The defense lacked star power up front and was a mess at corner when Hunter was hurt. Still, Kelly’s group yielded at least 30 points seven times, was humiliated by Stanford receiver Elic Ayomanor and bottomed out at Washington State.

Sanders replaced both coordinators. Former NFL head coach Pat Shurmur is running the offense and promises to run the ball (and hopefully not practice incompletions like he did with the Broncos). And Robert Livingston joins the Buffs from the Cincinnati Bengals where he spent the past 12 seasons and brings a modern view to the college world: “If we are great it’s because of the players, and if we are not good, it’s my fault.”

This season is not about adding pieces, but about making them fit. This type of staff experience should benefit Coach Prime. He acknowledged as much when returning to my question about his in-game performance last season.

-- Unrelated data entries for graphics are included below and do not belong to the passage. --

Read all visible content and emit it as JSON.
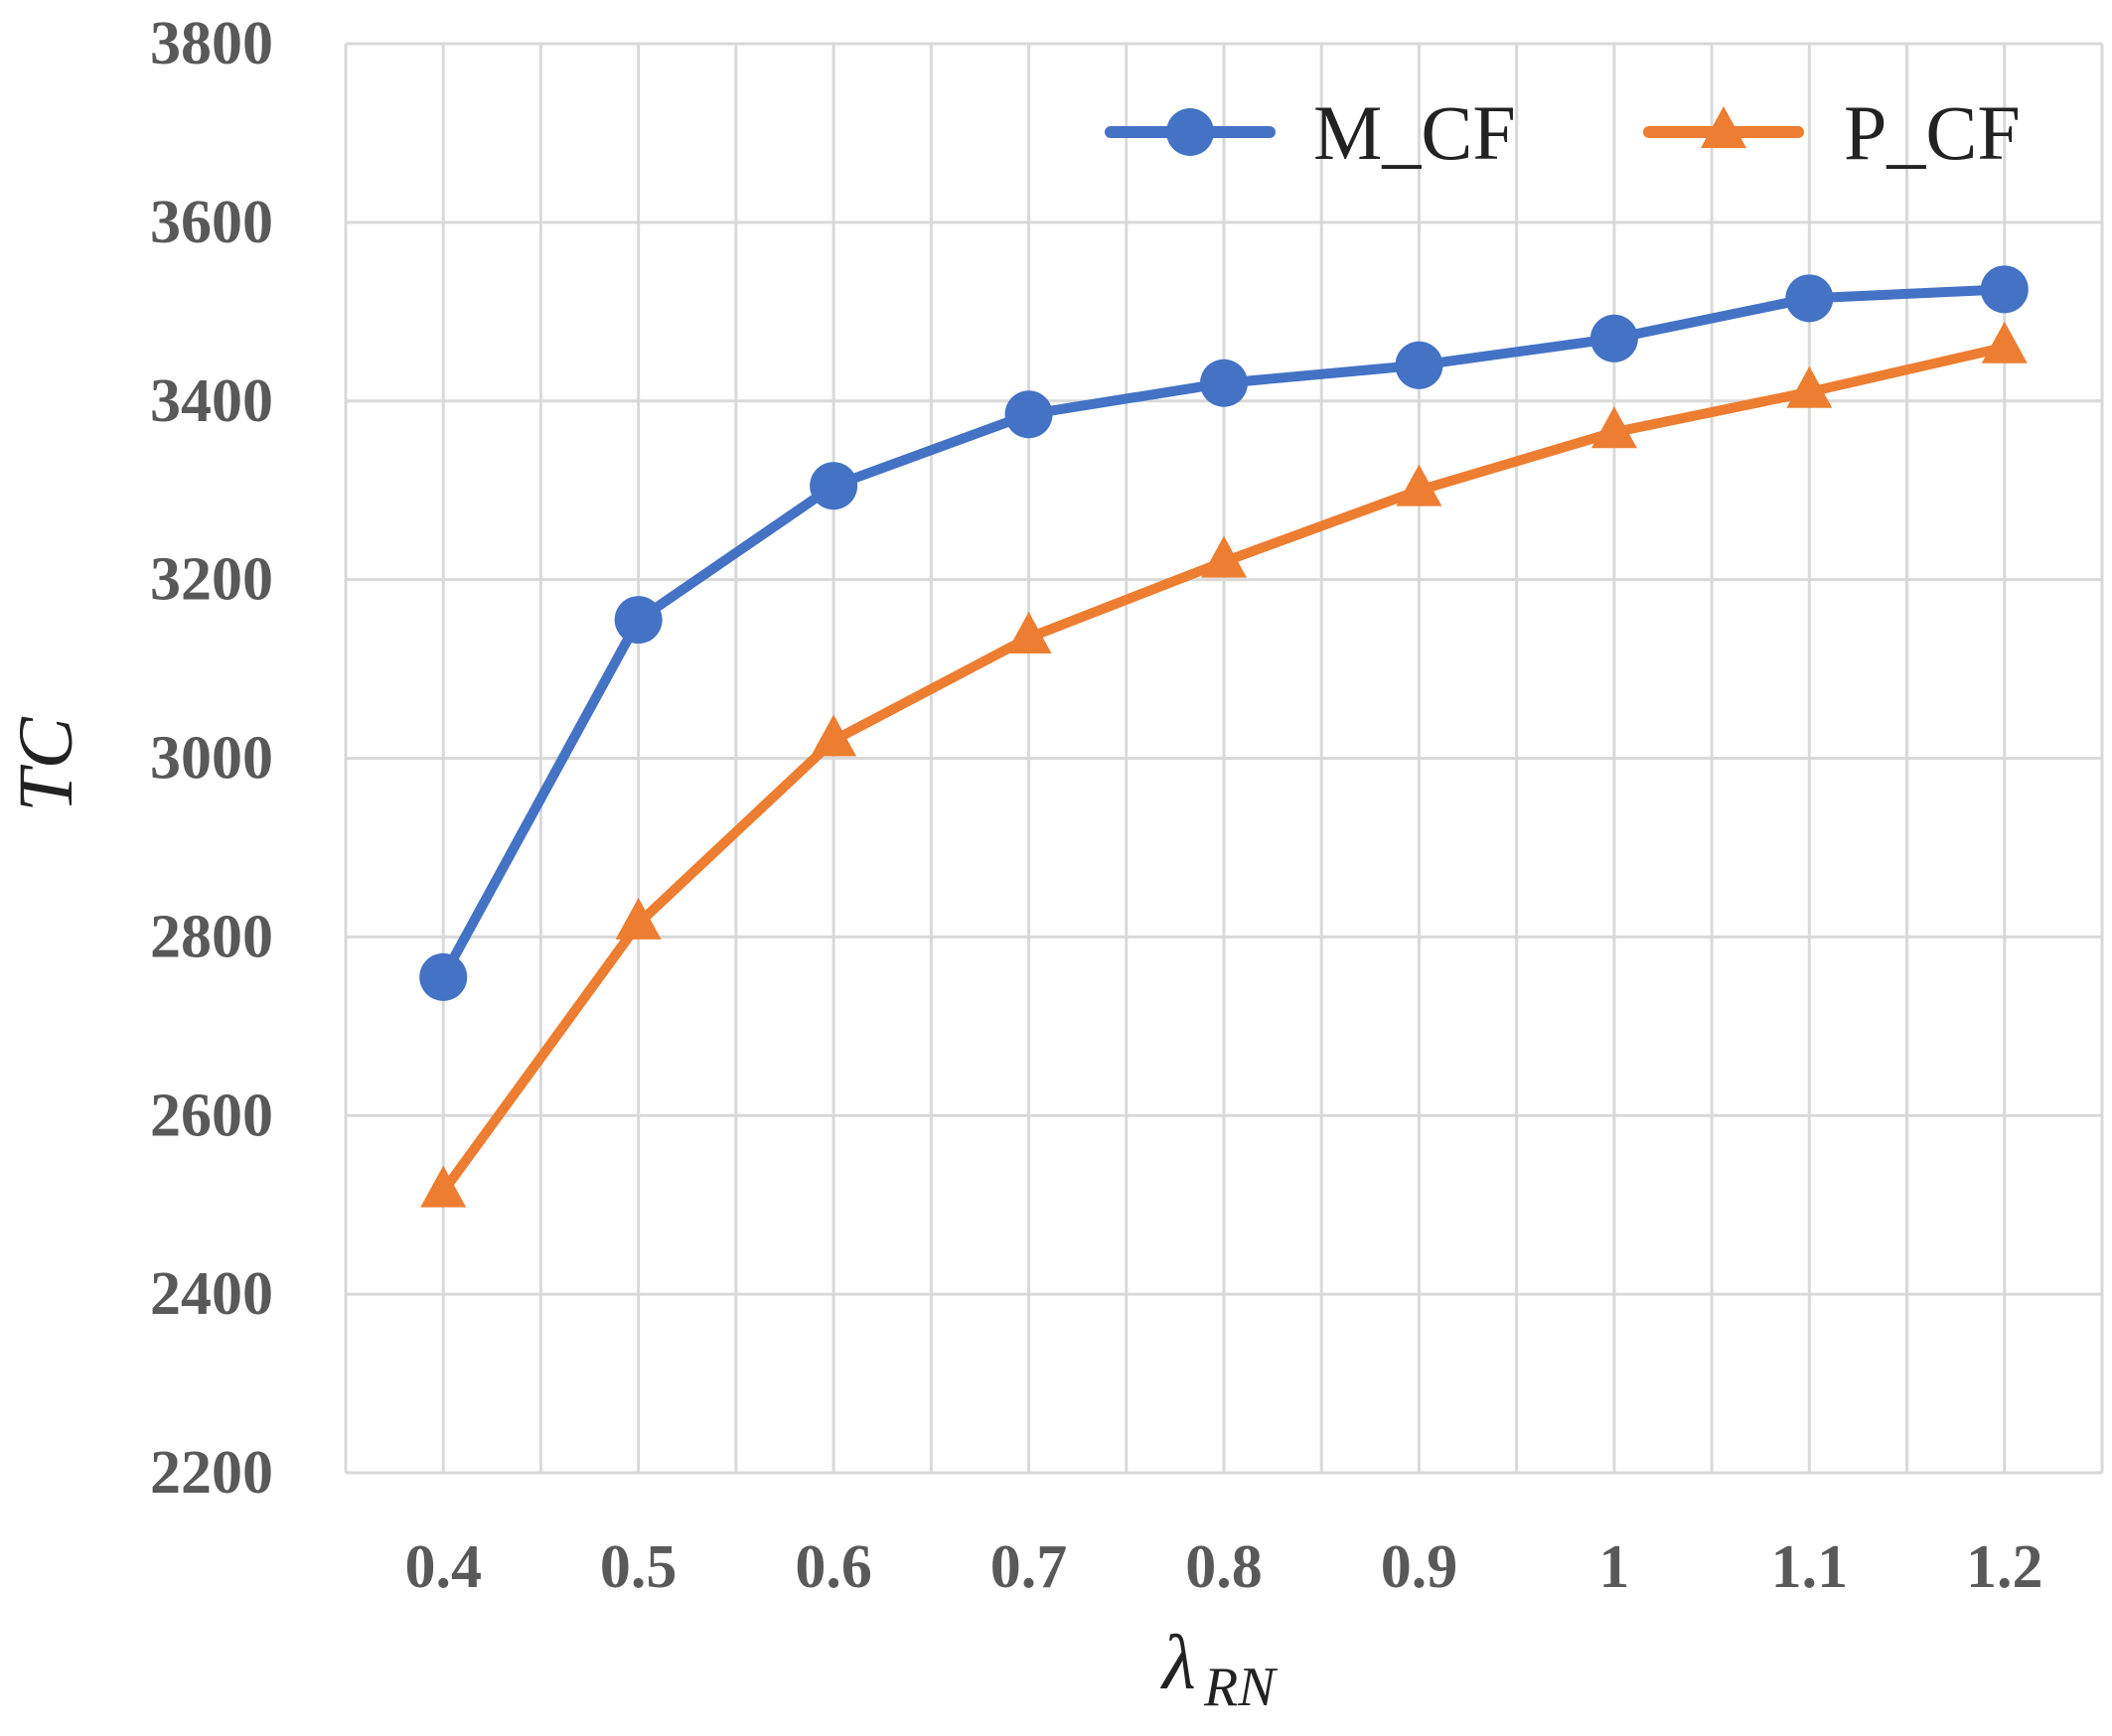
{
  "chart_data": {
    "type": "line",
    "x": [
      0.4,
      0.5,
      0.6,
      0.7,
      0.8,
      0.9,
      1,
      1.1,
      1.2
    ],
    "x_tick_labels": [
      "0.4",
      "0.5",
      "0.6",
      "0.7",
      "0.8",
      "0.9",
      "1",
      "1.1",
      "1.2"
    ],
    "y_tick_labels": [
      "2200",
      "2400",
      "2600",
      "2800",
      "3000",
      "3200",
      "3400",
      "3600",
      "3800"
    ],
    "ylim": [
      2200,
      3800
    ],
    "xlabel": "λ",
    "xlabel_subscript": "RN",
    "ylabel": "TC",
    "grid": true,
    "legend_position": "top-right",
    "series": [
      {
        "name": "M_CF",
        "color": "#4472C4",
        "marker": "circle",
        "values": [
          2755,
          3155,
          3305,
          3385,
          3420,
          3440,
          3470,
          3515,
          3525
        ]
      },
      {
        "name": "P_CF",
        "color": "#ED7D31",
        "marker": "triangle",
        "values": [
          2515,
          2815,
          3020,
          3135,
          3220,
          3300,
          3365,
          3410,
          3460
        ]
      }
    ]
  }
}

“Going back to what you asked me about coaching, that’s another thing I learned. You gotta really take your time and truly be prayerful to understand who is in your room and who you might have. Sometimes you might think you clicked, but it just don’t click, it just don’t work,” Sanders said.

“I am not saying a guy is a bad guy or a bad person, but it may not work for you and it may not work for me. And that does not mean they cannot go somewhere else and soar. Like the Atlanta Falcons, it worked for me athletically (as a player), but winning-wise it didn’t, so I went to San Francisco and it worked out tremendously as well as Dallas. And that’s what transpired a little bit with the staff and some of the players.”

Sanders has shown he can take a wrecking ball to a roster. He owns the portal. But this season isn’t about recruiting and talking and selling. It’s about winning.

And for the Buffs to take the next step, they no longer just need Coach Prime. They need an Elite Coach.